Shary Boyle: Outside the Palace of Me aims to explore the forces that create our inner and outer selves, both individual and collective. On view at the Museum of Arts and Design (MAD) in New York City through February 25, 2024, the multisensory solo exhibition of new works by the Canadian visual artist includes sculpted ceramics, life-sized automatons, two-way mirrors, a coin-operated sculpture, and an interactive soundtrack. To help realize her creative vision for the show, Boyle enlisted a team of collaborators; including a scenic designer, costume artist, robotics engineer, amusement park innovator, and acrylic nail artist. Each work in the exhibition is a testament to slow, skilled, passionate handcraft.

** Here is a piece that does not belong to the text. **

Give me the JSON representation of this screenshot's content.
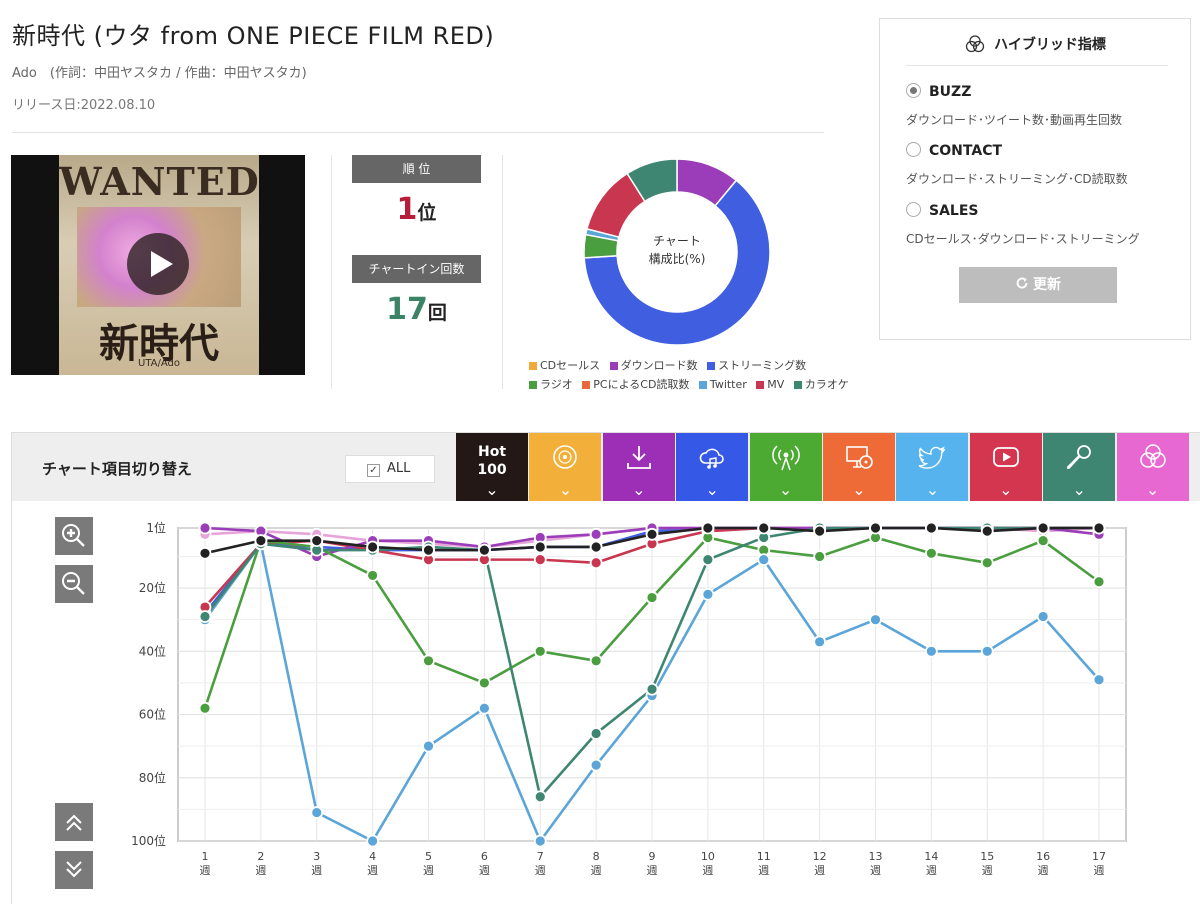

The exhibition’s title, Outside the Palace of Me, references a lyric from “Europe is Lost”, written by UK poet and singer Kae Tempest in 2016. In this protest song, Tempest catalogues society’s ills, including the commodification of the self through reality TV, social media, and the influencer economy.

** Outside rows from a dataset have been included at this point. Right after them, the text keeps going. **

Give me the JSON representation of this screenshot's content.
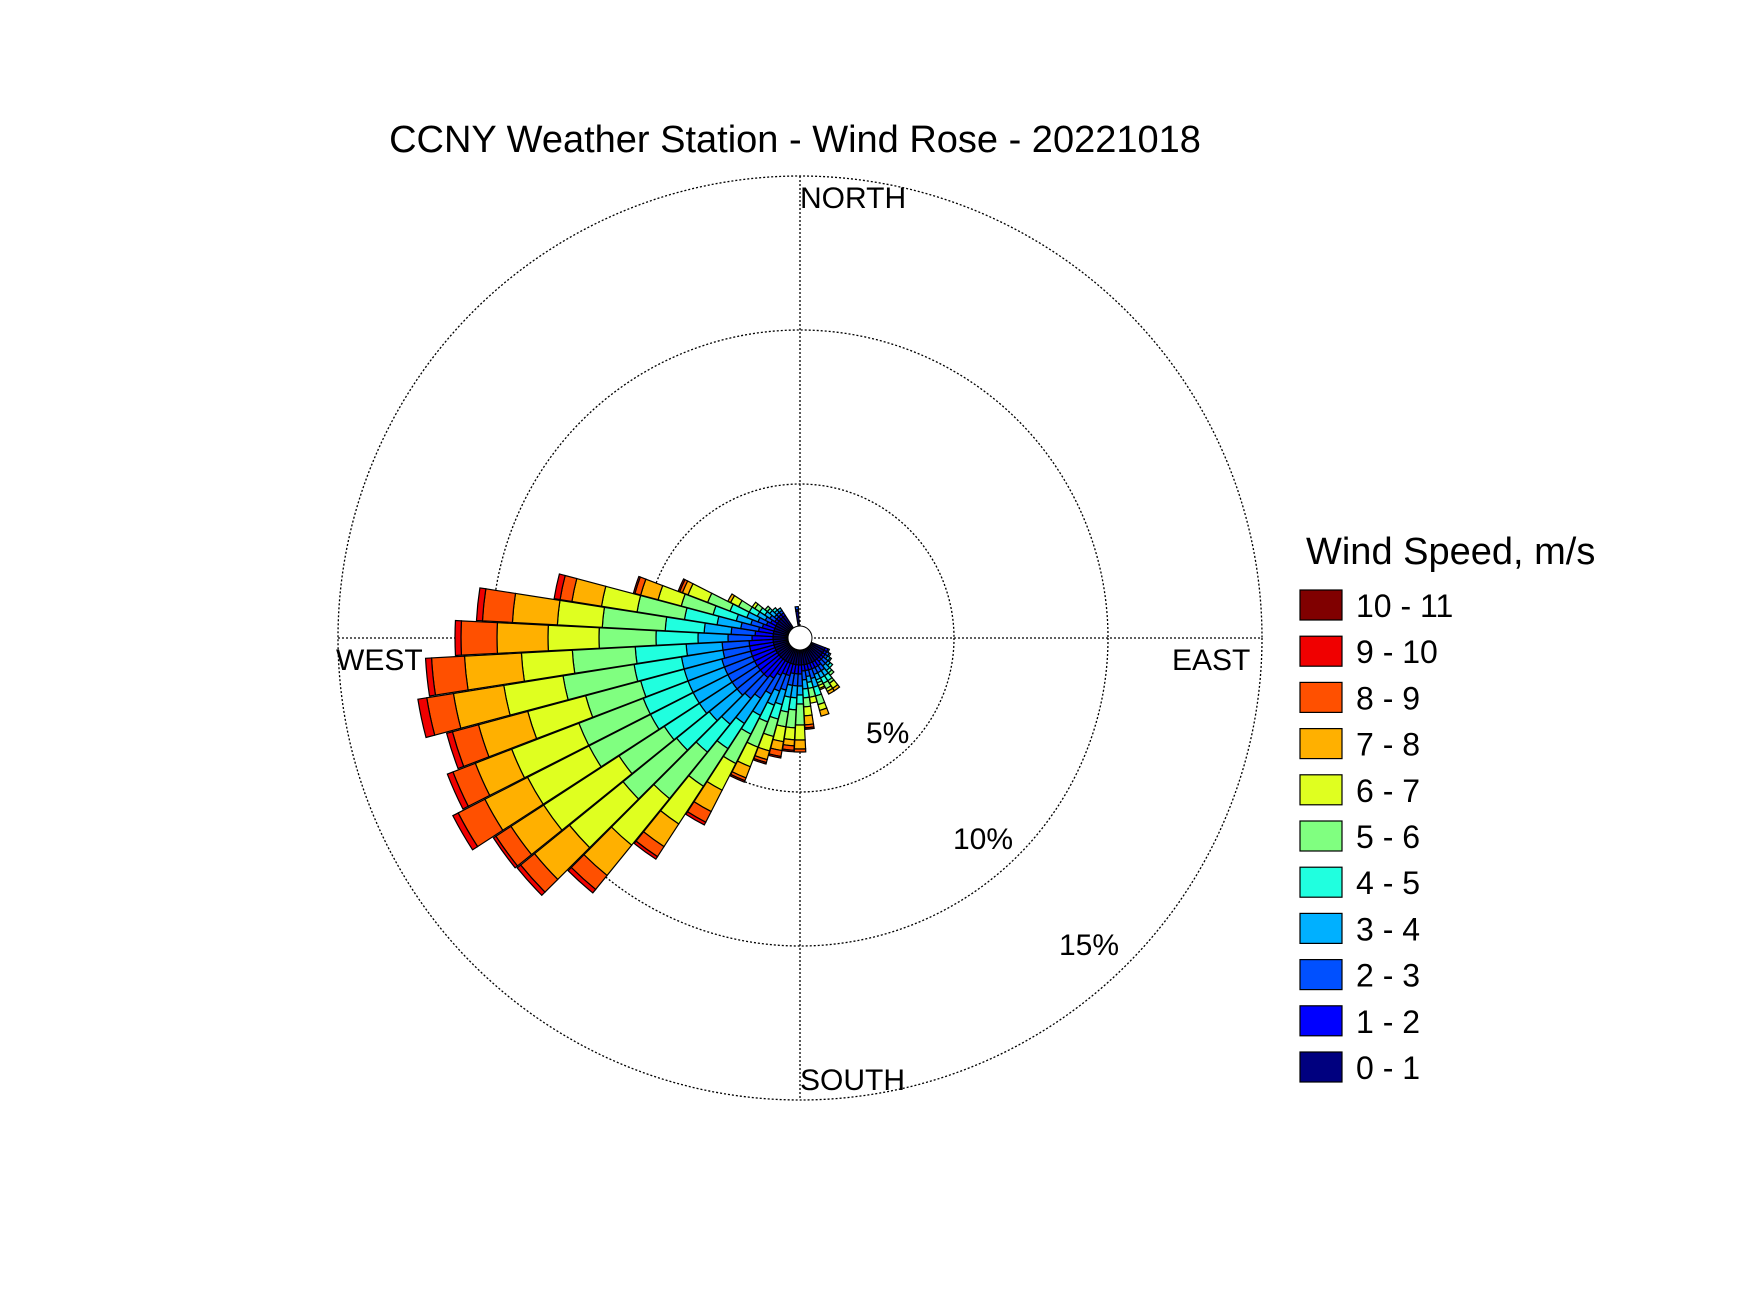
{
  "chart_data": {
    "type": "wind_rose",
    "title": "CCNY Weather Station - Wind Rose - 20221018",
    "directions": [
      "NORTH",
      "EAST",
      "SOUTH",
      "WEST"
    ],
    "ring_max": 15,
    "rings": [
      5,
      10,
      15
    ],
    "ring_labels": [
      "5%",
      "10%",
      "15%"
    ],
    "grid": true,
    "legend": {
      "title": "Wind Speed, m/s",
      "placement": "right",
      "bins": [
        {
          "label": "0 - 1",
          "color": "#00007f"
        },
        {
          "label": "1 - 2",
          "color": "#0000ff"
        },
        {
          "label": "2 - 3",
          "color": "#0050ff"
        },
        {
          "label": "3 - 4",
          "color": "#00b0ff"
        },
        {
          "label": "4 - 5",
          "color": "#20ffdf"
        },
        {
          "label": "5 - 6",
          "color": "#80ff80"
        },
        {
          "label": "6 - 7",
          "color": "#dfff20"
        },
        {
          "label": "7 - 8",
          "color": "#ffb000"
        },
        {
          "label": "8 - 9",
          "color": "#ff5000"
        },
        {
          "label": "9 - 10",
          "color": "#f00000"
        },
        {
          "label": "10 - 11",
          "color": "#800000"
        }
      ]
    },
    "sectors": [
      {
        "direction_deg": 174,
        "cumulative": [
          0.5,
          0.7,
          1.0,
          1.3,
          1.6,
          1.9,
          2.2,
          2.5,
          2.6,
          2.65
        ]
      },
      {
        "direction_deg": 180,
        "cumulative": [
          0.5,
          0.8,
          1.2,
          1.5,
          1.8,
          2.5,
          3.0,
          3.3,
          3.4
        ]
      },
      {
        "direction_deg": 186,
        "cumulative": [
          0.5,
          0.8,
          1.2,
          1.6,
          2.0,
          2.6,
          3.0,
          3.2,
          3.35,
          3.4
        ]
      },
      {
        "direction_deg": 144,
        "cumulative": [
          0.5,
          0.7,
          0.9,
          1.1,
          1.3,
          1.4,
          1.6,
          1.7
        ]
      },
      {
        "direction_deg": 150,
        "cumulative": [
          0.5,
          0.7,
          0.9,
          1.1,
          1.3,
          1.5,
          1.6,
          1.7
        ]
      },
      {
        "direction_deg": 156,
        "cumulative": [
          0.5,
          0.7,
          0.9,
          1.1,
          1.2,
          1.3,
          1.4,
          1.45
        ]
      },
      {
        "direction_deg": 162,
        "cumulative": [
          0.5,
          0.7,
          1.0,
          1.3,
          1.6,
          1.9,
          2.1,
          2.3
        ]
      },
      {
        "direction_deg": 168,
        "cumulative": [
          0.5,
          0.7,
          0.9,
          1.1,
          1.3,
          1.6,
          1.8
        ]
      },
      {
        "direction_deg": 192,
        "cumulative": [
          0.5,
          0.8,
          1.2,
          1.6,
          2.1,
          2.6,
          3.1,
          3.4,
          3.6,
          3.65
        ]
      },
      {
        "direction_deg": 198,
        "cumulative": [
          0.5,
          0.9,
          1.4,
          1.9,
          2.4,
          3.0,
          3.5,
          3.8,
          3.9,
          3.95
        ]
      },
      {
        "direction_deg": 204,
        "cumulative": [
          0.5,
          0.9,
          1.5,
          2.0,
          2.6,
          3.5,
          4.2,
          4.6,
          4.7,
          4.75
        ]
      },
      {
        "direction_deg": 210,
        "cumulative": [
          0.5,
          1.0,
          1.7,
          2.5,
          3.2,
          4.3,
          5.3,
          6.1,
          6.5,
          6.6
        ]
      },
      {
        "direction_deg": 216,
        "cumulative": [
          0.5,
          1.2,
          2.0,
          3.0,
          4.0,
          5.5,
          7.0,
          7.9,
          8.3,
          8.4
        ]
      },
      {
        "direction_deg": 222,
        "cumulative": [
          0.5,
          1.3,
          2.2,
          3.3,
          4.5,
          6.5,
          8.5,
          9.8,
          10.4,
          10.55
        ]
      },
      {
        "direction_deg": 228,
        "cumulative": [
          0.5,
          1.3,
          2.3,
          3.5,
          4.9,
          7.2,
          9.5,
          11.0,
          11.6,
          11.75
        ]
      },
      {
        "direction_deg": 234,
        "cumulative": [
          0.5,
          1.3,
          2.3,
          3.6,
          5.0,
          6.8,
          9.8,
          11.1,
          11.7,
          11.8
        ]
      },
      {
        "direction_deg": 240,
        "cumulative": [
          0.5,
          1.3,
          2.3,
          3.6,
          5.2,
          7.5,
          9.8,
          11.4,
          12.4,
          12.6
        ]
      },
      {
        "direction_deg": 246,
        "cumulative": [
          0.5,
          1.3,
          2.3,
          3.6,
          5.2,
          7.5,
          9.9,
          11.2,
          12.0,
          12.2
        ]
      },
      {
        "direction_deg": 252,
        "cumulative": [
          0.5,
          1.3,
          2.3,
          3.6,
          5.1,
          7.0,
          9.0,
          10.7,
          11.6,
          11.8
        ]
      },
      {
        "direction_deg": 258,
        "cumulative": [
          0.5,
          1.3,
          2.2,
          3.6,
          5.2,
          7.6,
          9.6,
          11.3,
          12.2,
          12.5
        ]
      },
      {
        "direction_deg": 264,
        "cumulative": [
          0.5,
          1.3,
          2.2,
          3.4,
          5.1,
          7.2,
          8.9,
          10.8,
          11.9,
          12.1
        ]
      },
      {
        "direction_deg": 270,
        "cumulative": [
          0.5,
          1.2,
          2.0,
          3.0,
          4.4,
          6.3,
          8.0,
          9.7,
          10.9,
          11.1
        ]
      },
      {
        "direction_deg": 276,
        "cumulative": [
          0.5,
          1.1,
          1.9,
          2.8,
          4.1,
          6.2,
          7.7,
          9.2,
          10.2,
          10.4
        ]
      },
      {
        "direction_deg": 282,
        "cumulative": [
          0.5,
          1.0,
          1.6,
          2.4,
          3.5,
          5.1,
          6.3,
          7.3,
          7.7,
          7.9
        ]
      },
      {
        "direction_deg": 288,
        "cumulative": [
          0.5,
          0.9,
          1.3,
          1.8,
          2.6,
          3.7,
          4.5,
          5.1,
          5.3,
          5.35
        ]
      },
      {
        "direction_deg": 294,
        "cumulative": [
          0.5,
          0.8,
          1.1,
          1.5,
          2.1,
          2.9,
          3.6,
          3.8,
          3.9,
          3.95
        ]
      },
      {
        "direction_deg": 300,
        "cumulative": [
          0.5,
          0.7,
          0.9,
          1.2,
          1.5,
          1.9,
          2.2,
          2.3
        ]
      },
      {
        "direction_deg": 306,
        "cumulative": [
          0.5,
          0.6,
          0.8,
          1.0,
          1.2,
          1.4,
          1.5
        ]
      },
      {
        "direction_deg": 312,
        "cumulative": [
          0.5,
          0.6,
          0.7,
          0.9,
          1.0,
          1.1
        ]
      },
      {
        "direction_deg": 318,
        "cumulative": [
          0.5,
          0.6,
          0.7,
          0.8,
          0.9
        ]
      },
      {
        "direction_deg": 324,
        "cumulative": [
          0.5,
          0.6,
          0.7,
          0.8
        ]
      },
      {
        "direction_deg": 132,
        "cumulative": [
          0.5,
          0.6,
          0.8,
          0.9,
          1.0
        ]
      },
      {
        "direction_deg": 138,
        "cumulative": [
          0.5,
          0.6,
          0.8,
          1.0,
          1.1,
          1.2
        ]
      },
      {
        "direction_deg": 126,
        "cumulative": [
          0.5,
          0.6,
          0.7,
          0.8,
          0.85
        ]
      },
      {
        "direction_deg": 120,
        "cumulative": [
          0.5,
          0.6,
          0.7,
          0.75
        ]
      },
      {
        "direction_deg": 114,
        "cumulative": [
          0.5,
          0.6,
          0.65
        ]
      },
      {
        "direction_deg": 354,
        "cumulative": [
          0.5,
          0.55,
          0.65
        ]
      }
    ]
  }
}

Adopting the structures of theatre, Outside the Palace of Me hopes to function as a metaphor for the construction and presentation of self. Within its confines, the audience is intended to alternate between the role of observer and observed as they engage with an array of uncanny characters and objects — from the miniature to the monumental. Boyle’s small-scale clay sculptures are placed throughout the exhibition, including “The Procession” (2020), an installation of 28 stoneware figures that aims to honor the spirit of collective action. “White Elephant” (2021) is a gigantic, seated figure dressed in a knitted sweater and woolen trousers. The figure’s porcelain head rapidly spins 360 degrees when triggered by a motion detector activated by a passing visitor. “Centering” (2021), a coin-operated pottery wheel sculpture built of wood, textiles, beads, crystals, feathers, human hair, sequins, mirror, and electronics, spins when its foot pedal is pressed.
Wall paintings and works on paper add a supporting cast of complicated narrators to Boyle’s imaginative, idiosyncratic, and unsettling realm. The second floor of the exhibition surveys the artist’s abiding interest in forms of theatre and performance perceived as amateur or antiquated that, through Boyle’s handcraft, seek to become potent forms of image-making.